This morning I took the Cream Dream for its first Spokane ride. I went to the post office and my bank, which are both right downtown. The streets weren't very busy--maybe nine a.m. on a Monday morning is calmer than other times?--and a couple of the main streets even have bike lanes!
The only issue is that the traffic lights are timed in such a way that I end up stopping at every street. Maybe I just need to become a faster biker. After finding the post office, which reminds me of a larger version of Marquette's, I rode around looking into the windows of restaurants and coffee shops. Even if we can't afford to go out to eat now, it's nice to plan where our first meal might take place.
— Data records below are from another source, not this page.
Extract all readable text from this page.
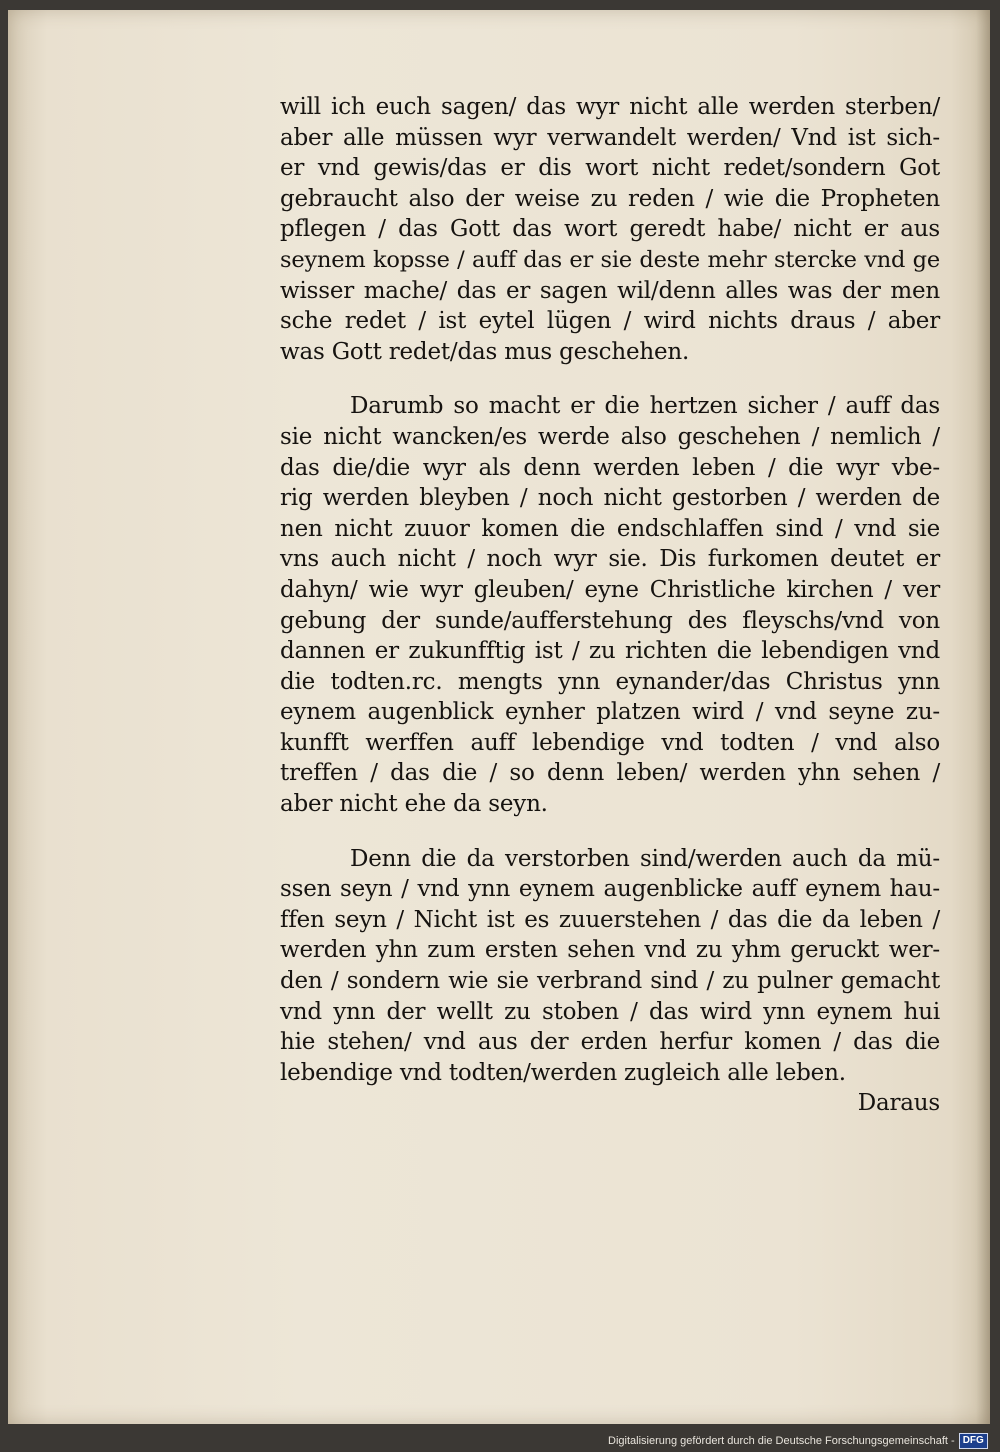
will ich euch sagen/ das wyr nicht alle werden sterben/
aber alle müssen wyr verwandelt werden/ Vnd ist sich-
er vnd gewis/das er dis wort nicht redet/sondern Got
gebraucht also der weise zu reden / wie die Propheten
pflegen / das Gott das wort geredt habe/ nicht er aus
seynem kopsse / auff das er sie deste mehr stercke vnd ge
wisser mache/ das er sagen wil/denn alles was der men
sche redet / ist eytel lügen / wird nichts draus / aber
was Gott redet/das mus geschehen.
Darumb so macht er die hertzen sicher / auff das
sie nicht wancken/es werde also geschehen / nemlich /
das die/die wyr als denn werden leben / die wyr vbe-
rig werden bleyben / noch nicht gestorben / werden de
nen nicht zuuor komen die endschlaffen sind / vnd sie
vns auch nicht / noch wyr sie. Dis furkomen deutet er
dahyn/ wie wyr gleuben/ eyne Christliche kirchen / ver
gebung der sunde/aufferstehung des fleyschs/vnd von
dannen er zukunfftig ist / zu richten die lebendigen vnd
die todten.rc. mengts ynn eynander/das Christus ynn
eynem augenblick eynher platzen wird / vnd seyne zu-
kunfft werffen auff lebendige vnd todten / vnd also
treffen / das die / so denn leben/ werden yhn sehen /
aber nicht ehe da seyn.
Denn die da verstorben sind/werden auch da mü-
ssen seyn / vnd ynn eynem augenblicke auff eynem hau-
ffen seyn / Nicht ist es zuuerstehen / das die da leben /
werden yhn zum ersten sehen vnd zu yhm geruckt wer-
den / sondern wie sie verbrand sind / zu pulner gemacht
vnd ynn der wellt zu stoben / das wird ynn eynem hui
hie stehen/ vnd aus der erden herfur komen / das die
lebendige vnd todten/werden zugleich alle leben.
Daraus
Digitalisierung gefördert durch die Deutsche Forschungsgemeinschaft - DFG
Spokane is starting to look a little better, but I miss everyone. Right now, with no local friends, or internet, or furniture, it feels like we aren't really living here. It feels like we are going to pick up and leave at any time. Nothing is on our walls or covering our windows, and nothing will be for at least another month. But on the bright side, I've been doing a lot of reading.
One Elizabeth Bishop poem really made me smile yesterday. When I finally post pictures of our apartment, you'll see that, outside our front window, is a tree, whose deep purple leaves shimmer like a glass of Merlot in the evening. Reading Bishop's poem made me think of my tree:
Oh, tree outside my window, we are kin,
For you ask nothing of a friend but this:
To lean against the window and peer in
And watch me move about! Sufficient bliss
For me, who stand behind its framework stout,
Full of my tiny tragedies and grotesque grieves,
To lean against the window and peer out,
Admiring infinites’mal leaves.
Later today Joe and I are going to go for a bike ride. Maybe we'll make some more tree friends.